About 75 percent of what the average woman wants to spout to other women is justifiably hateful things about the average man. But women have a natural and charming shyness about saying it front the offending gender.
That applies universally to females, unless you get them all gassed up. Then all bets are off.
Men have no such dainty restrictions regarding what he thinks is fit to say out loud. Nothing short of ballistic intervention can silence a man determined to talk.
I think most of us talk too much, myself included, because we’re desperate to be liked. We think the more we talk the better our chances are of being likable.
In fact, the exact opposite is true.
I’ve always been drawn to quiet people. Many of my best friends have always been quiet in comparison to your average guy.

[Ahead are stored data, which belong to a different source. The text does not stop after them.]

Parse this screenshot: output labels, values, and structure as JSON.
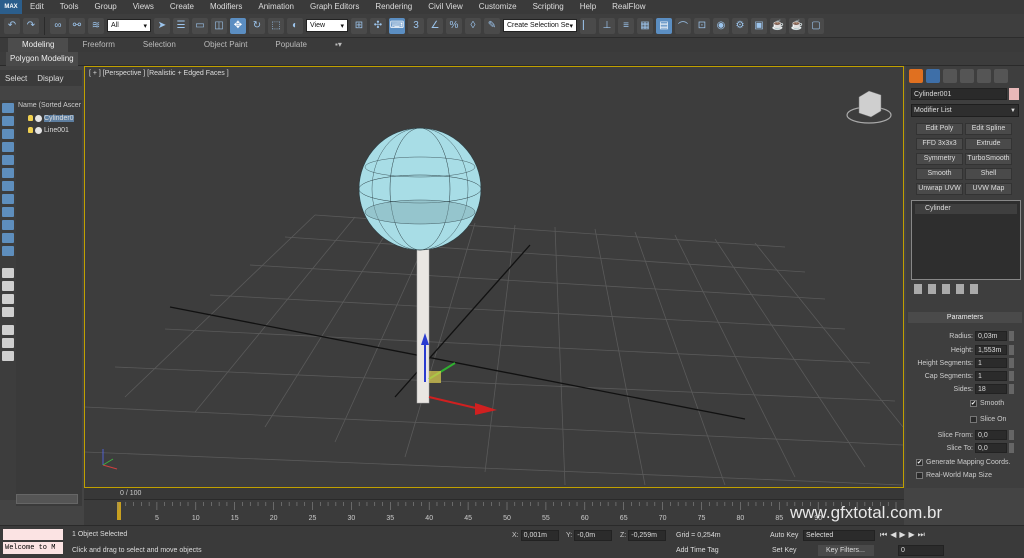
{
  "app": {
    "logo": "MAX"
  },
  "menu": [
    "Edit",
    "Tools",
    "Group",
    "Views",
    "Create",
    "Modifiers",
    "Animation",
    "Graph Editors",
    "Rendering",
    "Civil View",
    "Customize",
    "Scripting",
    "Help",
    "RealFlow"
  ],
  "toolbar": {
    "filter": "All",
    "ref_coord": "View",
    "named_selection": "Create Selection Se"
  },
  "ribbon": {
    "tabs": [
      "Modeling",
      "Freeform",
      "Selection",
      "Object Paint",
      "Populate"
    ],
    "active_tab": "Modeling",
    "panel": "Polygon Modeling"
  },
  "scene": {
    "tabs": [
      "Select",
      "Display"
    ],
    "header": "Name (Sorted Ascer",
    "items": [
      {
        "label": "Cylinder0"
      },
      {
        "label": "Line001"
      }
    ]
  },
  "viewport": {
    "label": "[ + ] [Perspective ] [Realistic + Edged Faces ]"
  },
  "command_panel": {
    "object_name": "Cylinder001",
    "object_color": "#e8b8b8",
    "modifier_list": "Modifier List",
    "modifier_buttons": [
      "Edit Poly",
      "Edit Spline",
      "FFD 3x3x3",
      "Extrude",
      "Symmetry",
      "TurboSmooth",
      "Smooth",
      "Shell",
      "Unwrap UVW",
      "UVW Map"
    ],
    "stack": [
      "Cylinder"
    ],
    "parameters": {
      "title": "Parameters",
      "radius_label": "Radius:",
      "radius": "0,03m",
      "height_label": "Height:",
      "height": "1,553m",
      "height_segments_label": "Height Segments:",
      "height_segments": "1",
      "cap_segments_label": "Cap Segments:",
      "cap_segments": "1",
      "sides_label": "Sides:",
      "sides": "18",
      "smooth_label": "Smooth",
      "slice_on_label": "Slice On",
      "slice_from_label": "Slice From:",
      "slice_from": "0,0",
      "slice_to_label": "Slice To:",
      "slice_to": "0,0",
      "gen_mapping_label": "Generate Mapping Coords.",
      "real_world_label": "Real-World Map Size"
    }
  },
  "timeline": {
    "position": "0 / 100",
    "ticks": [
      "5",
      "10",
      "15",
      "20",
      "25",
      "30",
      "35",
      "40",
      "45",
      "50",
      "55",
      "60",
      "65",
      "70",
      "75",
      "80",
      "85",
      "90"
    ]
  },
  "status": {
    "welcome": "Welcome to M",
    "message": "1 Object Selected",
    "prompt": "Click and drag to select and move objects",
    "x_label": "X:",
    "x": "0,001m",
    "y_label": "Y:",
    "y": "-0,0m",
    "z_label": "Z:",
    "z": "-0,259m",
    "grid": "Grid = 0,254m",
    "add_time_tag": "Add Time Tag",
    "auto_key": "Auto Key",
    "set_key": "Set Key",
    "selected": "Selected",
    "key_filters": "Key Filters...",
    "frame": "0"
  },
  "watermark": "www.gfxtotal.com.br"
}
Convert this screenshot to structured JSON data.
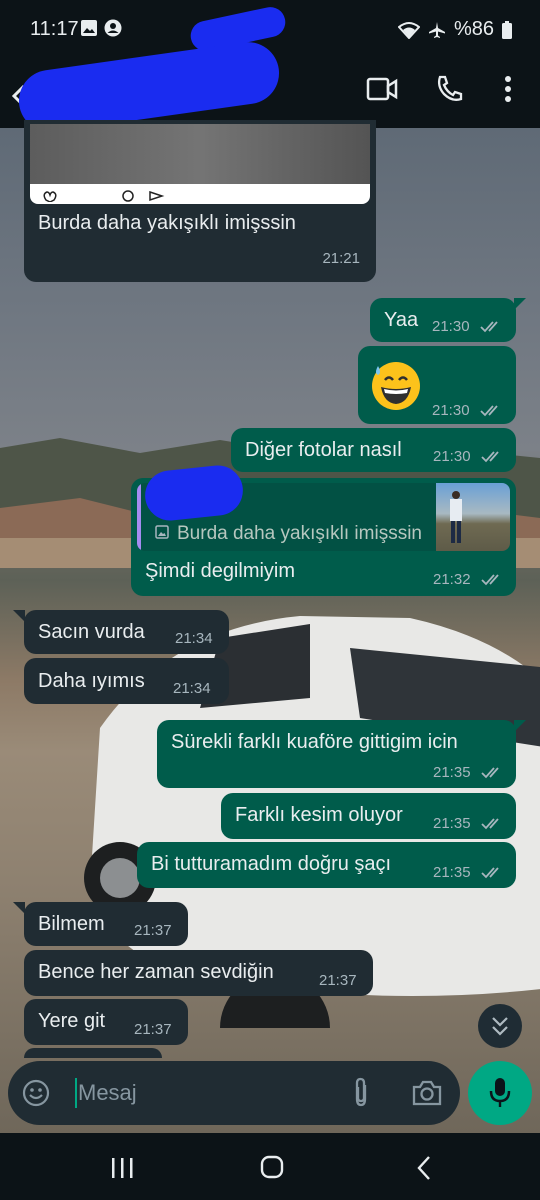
{
  "status_bar": {
    "time": "11:17",
    "battery": "%86"
  },
  "header": {
    "icons": [
      "back-arrow-icon",
      "video-call-icon",
      "voice-call-icon",
      "more-options-icon"
    ]
  },
  "messages": [
    {
      "direction": "in",
      "text": "Burda daha yakışıklı imişssin",
      "time": "21:21"
    },
    {
      "direction": "out",
      "text": "Yaa",
      "time": "21:30"
    },
    {
      "direction": "out",
      "emoji": "😅",
      "time": "21:30"
    },
    {
      "direction": "out",
      "text": "Diğer fotolar nasıl",
      "time": "21:30"
    },
    {
      "direction": "out",
      "quote": "Burda daha yakışıklı imişssin",
      "text": "Şimdi degilmiyim",
      "time": "21:32"
    },
    {
      "direction": "in",
      "text": "Sacın vurda",
      "time": "21:34"
    },
    {
      "direction": "in",
      "text": "Daha ıyımıs",
      "time": "21:34"
    },
    {
      "direction": "out",
      "text": "Sürekli farklı kuaföre gittigim icin",
      "time": "21:35"
    },
    {
      "direction": "out",
      "text": "Farklı kesim oluyor",
      "time": "21:35"
    },
    {
      "direction": "out",
      "text": "Bi tutturamadım doğru şaçı",
      "time": "21:35"
    },
    {
      "direction": "in",
      "text": "Bilmem",
      "time": "21:37"
    },
    {
      "direction": "in",
      "text": "Bence her zaman sevdiğin",
      "time": "21:37"
    },
    {
      "direction": "in",
      "text": "Yere git",
      "time": "21:37"
    }
  ],
  "input": {
    "placeholder": "Mesaj"
  },
  "colors": {
    "outgoing_bubble": "#005c4b",
    "incoming_bubble": "#202c33",
    "accent": "#00a884",
    "header": "#0c1317",
    "redaction": "#1a2cf0"
  }
}
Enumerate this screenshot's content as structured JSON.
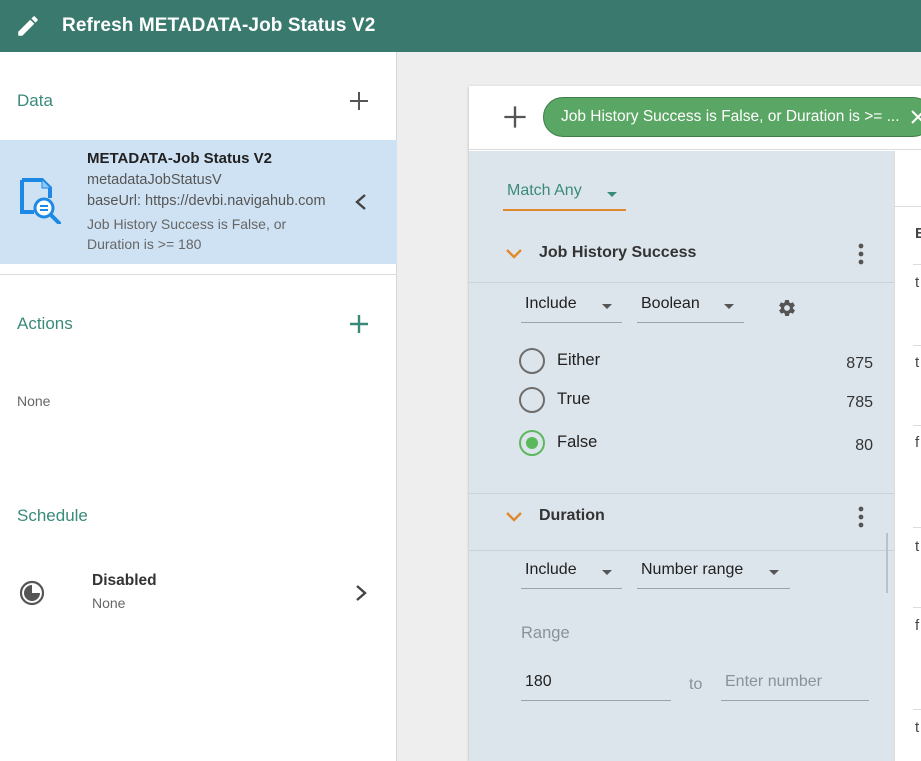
{
  "header": {
    "title": "Refresh METADATA-Job Status V2",
    "icon": "pencil-icon"
  },
  "left": {
    "data": {
      "title": "Data",
      "item": {
        "name": "METADATA-Job Status V2",
        "id": "metadataJobStatusV",
        "base_url": "baseUrl: https://devbi.navigahub.com",
        "description": "Job History Success is False, or Duration is >= 180"
      }
    },
    "actions": {
      "title": "Actions",
      "value": "None"
    },
    "schedule": {
      "title": "Schedule",
      "status": "Disabled",
      "value": "None"
    }
  },
  "filter": {
    "chip_label": "Job History Success is False, or Duration is >= ...",
    "match_mode": "Match Any",
    "groups": [
      {
        "title": "Job History Success",
        "mode": "Include",
        "type": "Boolean",
        "options": [
          {
            "label": "Either",
            "count": "875",
            "selected": false
          },
          {
            "label": "True",
            "count": "785",
            "selected": false
          },
          {
            "label": "False",
            "count": "80",
            "selected": true
          }
        ]
      },
      {
        "title": "Duration",
        "mode": "Include",
        "type": "Number range",
        "range_label": "Range",
        "from_value": "180",
        "to_label": "to",
        "to_placeholder": "Enter number"
      }
    ]
  },
  "results": {
    "header_partial": "E",
    "cells_partial": [
      "t",
      "t",
      "f",
      "t",
      "f",
      "t"
    ]
  },
  "colors": {
    "header_bg": "#3a7a6e",
    "accent_teal": "#3a8a7c",
    "selected_item_bg": "#cfe2f3",
    "chip_green": "#5aa664",
    "radio_green": "#5cb85c",
    "match_underline": "#e0892f",
    "panel_bg": "#dde5ec"
  }
}
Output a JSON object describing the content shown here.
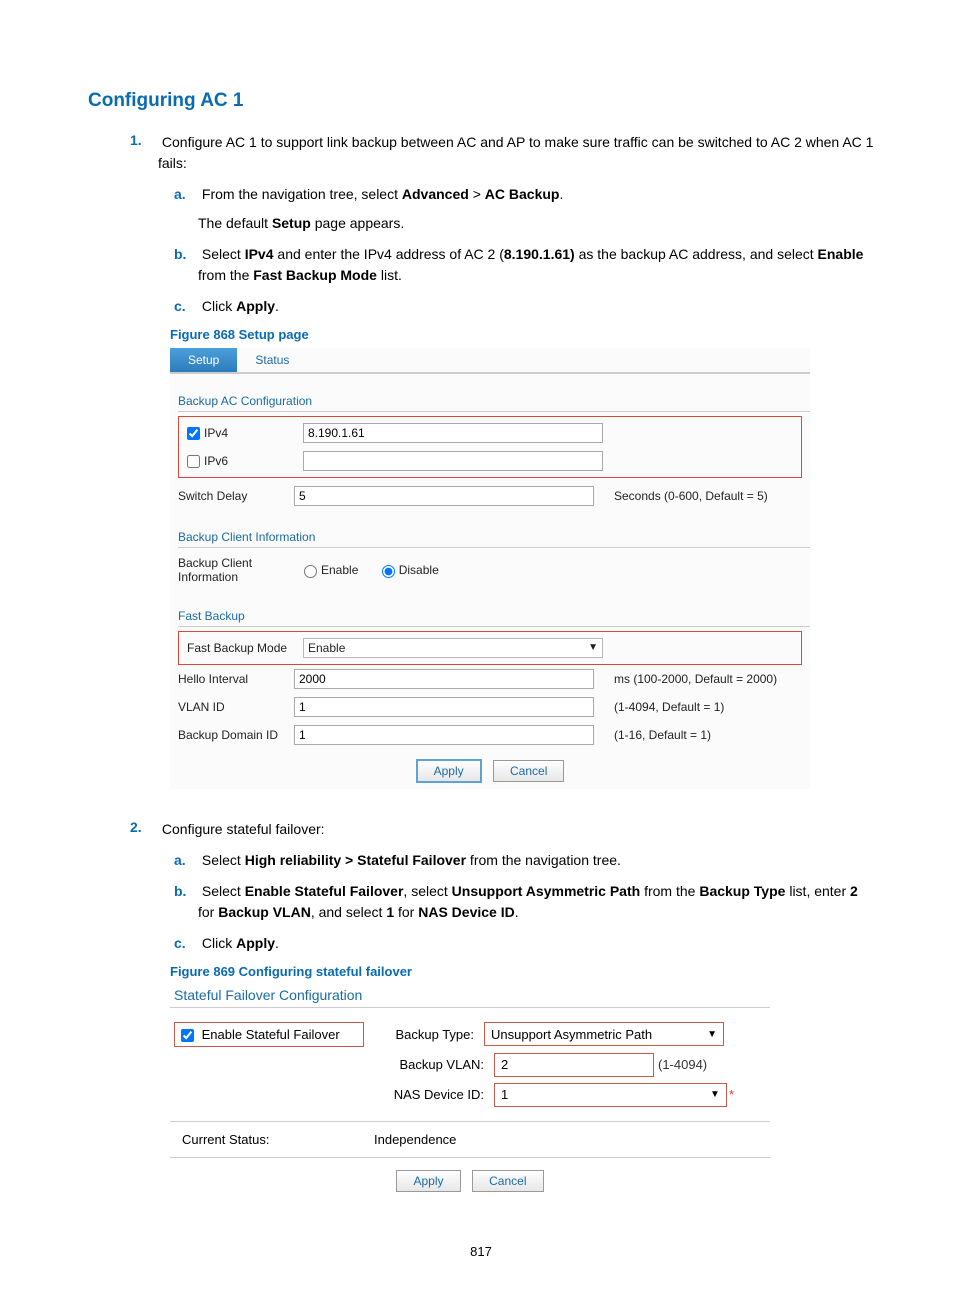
{
  "heading": "Configuring AC 1",
  "step1": {
    "num": "1.",
    "intro_a": "Configure AC 1 to support link backup between AC and AP to make sure traffic can be switched to AC 2 when AC 1 fails:",
    "a": {
      "m": "a.",
      "pre": "From the navigation tree, select ",
      "b1": "Advanced",
      "sep": " > ",
      "b2": "AC Backup",
      "post": "."
    },
    "a_after_pre": "The default ",
    "a_after_b": "Setup",
    "a_after_post": " page appears.",
    "b": {
      "m": "b.",
      "pre": "Select ",
      "b1": "IPv4",
      "mid1": " and enter the IPv4 address of AC 2 (",
      "b2": "8.190.1.61)",
      "mid2": " as the backup AC address, and select ",
      "b3": "Enable",
      "mid3": " from the ",
      "b4": "Fast Backup Mode",
      "post": " list."
    },
    "c": {
      "m": "c.",
      "pre": "Click ",
      "b1": "Apply",
      "post": "."
    }
  },
  "fig868": {
    "caption": "Figure 868 Setup page",
    "tabs": {
      "active": "Setup",
      "other": "Status"
    },
    "section1": "Backup AC Configuration",
    "ipv4_label": "IPv4",
    "ipv4_value": "8.190.1.61",
    "ipv6_label": "IPv6",
    "ipv6_value": "",
    "switch_delay_label": "Switch Delay",
    "switch_delay_value": "5",
    "switch_delay_hint": "Seconds (0-600, Default = 5)",
    "section2": "Backup Client Information",
    "bci_label": "Backup Client Information",
    "bci_enable": "Enable",
    "bci_disable": "Disable",
    "section3": "Fast Backup",
    "fbm_label": "Fast Backup Mode",
    "fbm_value": "Enable",
    "hello_label": "Hello Interval",
    "hello_value": "2000",
    "hello_hint": "ms (100-2000, Default = 2000)",
    "vlan_label": "VLAN ID",
    "vlan_value": "1",
    "vlan_hint": "(1-4094, Default = 1)",
    "bdid_label": "Backup Domain ID",
    "bdid_value": "1",
    "bdid_hint": "(1-16, Default = 1)",
    "apply": "Apply",
    "cancel": "Cancel"
  },
  "step2": {
    "num": "2.",
    "intro": "Configure stateful failover:",
    "a": {
      "m": "a.",
      "pre": "Select ",
      "b1": "High reliability > Stateful Failover",
      "post": " from the navigation tree."
    },
    "b": {
      "m": "b.",
      "pre": "Select ",
      "b1": "Enable Stateful Failover",
      "mid1": ", select ",
      "b2": "Unsupport Asymmetric Path",
      "mid2": " from the ",
      "b3": "Backup Type",
      "mid3": " list, enter ",
      "b4": "2",
      "mid4": " for ",
      "b5": "Backup VLAN",
      "mid5": ", and select ",
      "b6": "1",
      "mid6": " for ",
      "b7": "NAS Device ID",
      "post": "."
    },
    "c": {
      "m": "c.",
      "pre": "Click ",
      "b1": "Apply",
      "post": "."
    }
  },
  "fig869": {
    "caption": "Figure 869 Configuring stateful failover",
    "title": "Stateful Failover Configuration",
    "esf_label": "Enable Stateful Failover",
    "bt_label": "Backup Type:",
    "bt_value": "Unsupport Asymmetric Path",
    "bvlan_label": "Backup VLAN:",
    "bvlan_value": "2",
    "bvlan_hint": "(1-4094)",
    "nas_label": "NAS Device ID:",
    "nas_value": "1",
    "star": "*",
    "cs_label": "Current Status:",
    "cs_value": "Independence",
    "apply": "Apply",
    "cancel": "Cancel"
  },
  "page_number": "817"
}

And by “quiet,” I’m including numerous chums who’ll spend consecutive hours passed out cold with their heads glued to the bar surface. In fact, I prefer the company of the comatose to that of most men who are able to decide -- enough’s enough -- to get up and walk away.
Why do you think I started blogging?
Certainly, deploying the yap app in their company would lead to my ultimate demise.
That’s why it’s so vital.
The world is absolutely awash in unnecessary words and most of us are unaware of our contributions.
Just think how much more serene it would be if everyone made a conscience decision to simply reduce the number of words we use.
We’d have more time to think, to enjoy the sounds of nature and proper music. What little we’d have to say would make so much more sense because we’d have thought it through instead of simply unleashing it on ears that are forever struggling to sift knowledge from nonsense.
Imagine the quiet dividend we’d enjoy if all the men and women paid to talk politics were at the mercy of a yap app? Many of the largest offenders would be reduced to silent and sizable piles of ash.
It’d be sublime.
I think I’ll stop now before anyone thinks to apply the wise precepts of the yap app to blogging verbosity.
I wouldn’t want my family to walk in and discover I’ve made an ash of myself simply by saying too much.